How do you find the number of roots for #f(x) = x^3 – 75x + 250# using the fundamental theorem of algebra?

1 Answer
Jun 18, 2016

The FTOA tells us that there are #3# zeros counting multiplicity.
Further investigation shows us that they are #x=5# with multiplcity #2# and #x=-10#.

Explanation:

The fundamental theorem of algebra tells you that any non-constant polynomial in one variable with Complex (possibly Real) coefficients has a zero which is a Complex (possibly Real) number.

A corollary of this, often stated as part of the FTOA is that a polynomial in one variable of degree #n > 0# has precisely #n# Complex (possibly Real) zeros counting multiplicity.

So in our example:

#f(x) = x^3-75x+250#

is of degree #3#, so has exactly #3# zeros counting multiplicity.

#color(white)()#
Bonus

What else can we find out about these zeros?

By the rational root theorem, any rational zeros of #f(x)# must be expressible in the form #p/q# for integers #p, q# with #p# a divisor of the constant term #250# and #q# a divisor of the coefficient #1# of the leading term.
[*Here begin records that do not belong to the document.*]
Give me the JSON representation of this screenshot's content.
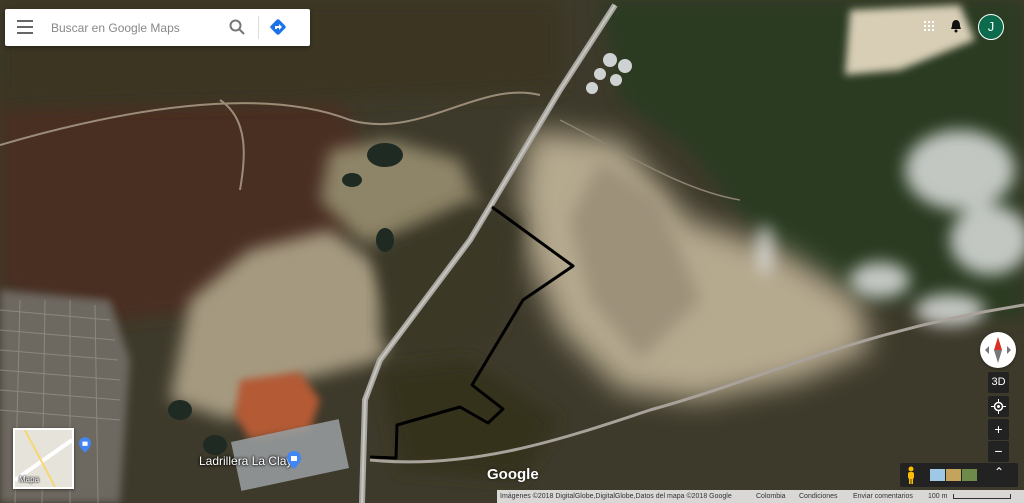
{
  "search": {
    "placeholder": "Buscar en Google Maps"
  },
  "header": {
    "avatar_letter": "J"
  },
  "icons": {
    "menu": "menu-icon",
    "search": "search-icon",
    "directions": "directions-icon",
    "apps": "apps-icon",
    "notifications": "bell-icon",
    "pegman": "pegman-icon",
    "layers": "layers-icon"
  },
  "map": {
    "place_label": "Ladrillera La Clay",
    "logo": "Google"
  },
  "layer_toggle": {
    "label": "Mapa"
  },
  "controls": {
    "tilt_label": "3D",
    "zoom_in": "+",
    "zoom_out": "−",
    "expand": "⌃"
  },
  "footer": {
    "imagery": "Imágenes ©2018 DigitalGlobe,DigitalGlobe,Datos del mapa ©2018 Google",
    "country": "Colombia",
    "terms": "Condiciones",
    "feedback": "Enviar comentarios",
    "scale": "100 m"
  },
  "colors": {
    "accent": "#1a73e8",
    "route": "#000000",
    "avatar": "#0b6b4c"
  }
}
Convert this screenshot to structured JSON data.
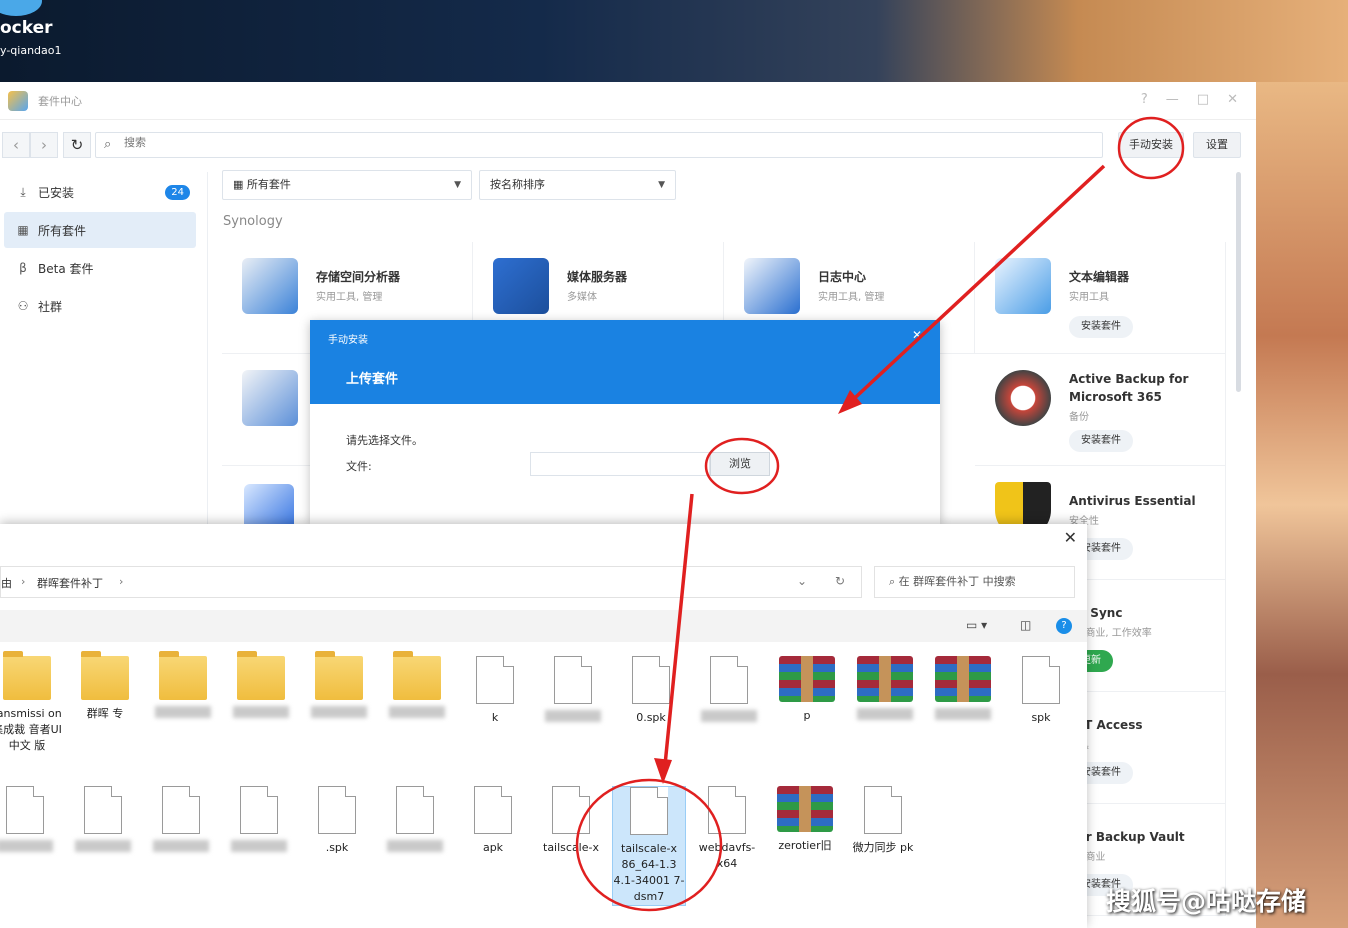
{
  "desktop": {
    "dock_label": "ocker",
    "user": "y-qiandao1"
  },
  "window": {
    "title": "套件中心",
    "controls": [
      "?",
      "—",
      "□",
      "✕"
    ]
  },
  "toolbar": {
    "search_placeholder": "搜索",
    "manual_install": "手动安装",
    "settings": "设置"
  },
  "sidebar": {
    "items": [
      {
        "label": "已安装",
        "icon": "download-icon",
        "badge": "24"
      },
      {
        "label": "所有套件",
        "icon": "grid-icon"
      },
      {
        "label": "Beta 套件",
        "icon": "beta-icon"
      },
      {
        "label": "社群",
        "icon": "community-icon"
      }
    ]
  },
  "filters": {
    "category": "所有套件",
    "sort": "按名称排序"
  },
  "section": "Synology",
  "cards": [
    {
      "name": "存储空间分析器",
      "sub": "实用工具, 管理",
      "color": "#3b82d8"
    },
    {
      "name": "媒体服务器",
      "sub": "多媒体",
      "color": "#1c4f9c"
    },
    {
      "name": "日志中心",
      "sub": "实用工具, 管理",
      "color": "#2a6fd0"
    },
    {
      "name": "文本编辑器",
      "sub": "实用工具",
      "button": "安装套件",
      "color": "#4a9de6"
    },
    {
      "name": "Active Backup for Microsoft 365",
      "sub": "备份",
      "button": "安装套件",
      "color": "#c7453a"
    },
    {
      "name": "Antivirus Essential",
      "sub": "安全性",
      "button": "安装套件",
      "color": "#f0c419"
    },
    {
      "name": "ud Sync",
      "sub": "业, 商业, 工作效率",
      "button": "更新",
      "color": "#2fa84f"
    },
    {
      "name": "FAT Access",
      "sub": "工具",
      "button": "安装套件",
      "color": "#888888"
    },
    {
      "name": "per Backup Vault",
      "sub": "业, 商业",
      "button": "安装套件",
      "color": "#888888"
    }
  ],
  "dialog": {
    "title": "手动安装",
    "step": "上传套件",
    "hint": "请先选择文件。",
    "file_label": "文件:",
    "browse": "浏览",
    "close": "✕"
  },
  "explorer": {
    "crumbs": [
      "由",
      "群晖套件补丁"
    ],
    "search_placeholder": "在 群晖套件补丁 中搜索",
    "close": "✕",
    "row1": [
      {
        "type": "folder",
        "label": "ransmissi on集成裁 音者UI中文 版"
      },
      {
        "type": "folder",
        "label": "群晖 专"
      },
      {
        "type": "folder",
        "label": ""
      },
      {
        "type": "folder",
        "label": ""
      },
      {
        "type": "folder",
        "label": ""
      },
      {
        "type": "folder",
        "label": ""
      },
      {
        "type": "doc",
        "label": "k"
      },
      {
        "type": "doc",
        "label": ""
      },
      {
        "type": "doc",
        "label": "0.spk"
      },
      {
        "type": "doc",
        "label": ""
      },
      {
        "type": "rar",
        "label": "p"
      },
      {
        "type": "rar",
        "label": ""
      },
      {
        "type": "rar",
        "label": ""
      },
      {
        "type": "doc",
        "label": "spk"
      }
    ],
    "row2": [
      {
        "type": "doc",
        "label": ""
      },
      {
        "type": "doc",
        "label": ""
      },
      {
        "type": "doc",
        "label": ""
      },
      {
        "type": "doc",
        "label": ""
      },
      {
        "type": "doc",
        "label": ".spk"
      },
      {
        "type": "doc",
        "label": ""
      },
      {
        "type": "doc",
        "label": "apk"
      },
      {
        "type": "doc",
        "label": "tailscale-x"
      },
      {
        "type": "doc",
        "label": "tailscale-x 86_64-1.3 4.1-34001 7-dsm7",
        "selected": true
      },
      {
        "type": "doc",
        "label": "webdavfs- x64"
      },
      {
        "type": "rar",
        "label": "zerotier旧"
      },
      {
        "type": "doc",
        "label": "微力同步 pk"
      }
    ]
  },
  "watermark": "搜狐号@咕哒存储",
  "accent": "#1a82e2",
  "annotation_color": "#e02020"
}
That means that the only possible rational zeros are positive and negative factors of #250#:

#+-1#, #+-2#, #+-5#, #+-10#, #+-25#, #+-50#, #+-125#, #+-250#

We find:

#f(-10) = -1000+750+250 = 0#

So #x=-10# is a zero and #x+10# a factor:

#x^3-75x+250#

#=(x+10)(x^2-10x+25)#

#=(x+10)(x-5)(x-5)#

So the zeros are #x=-10# and #x=5# with multiplicity #2#.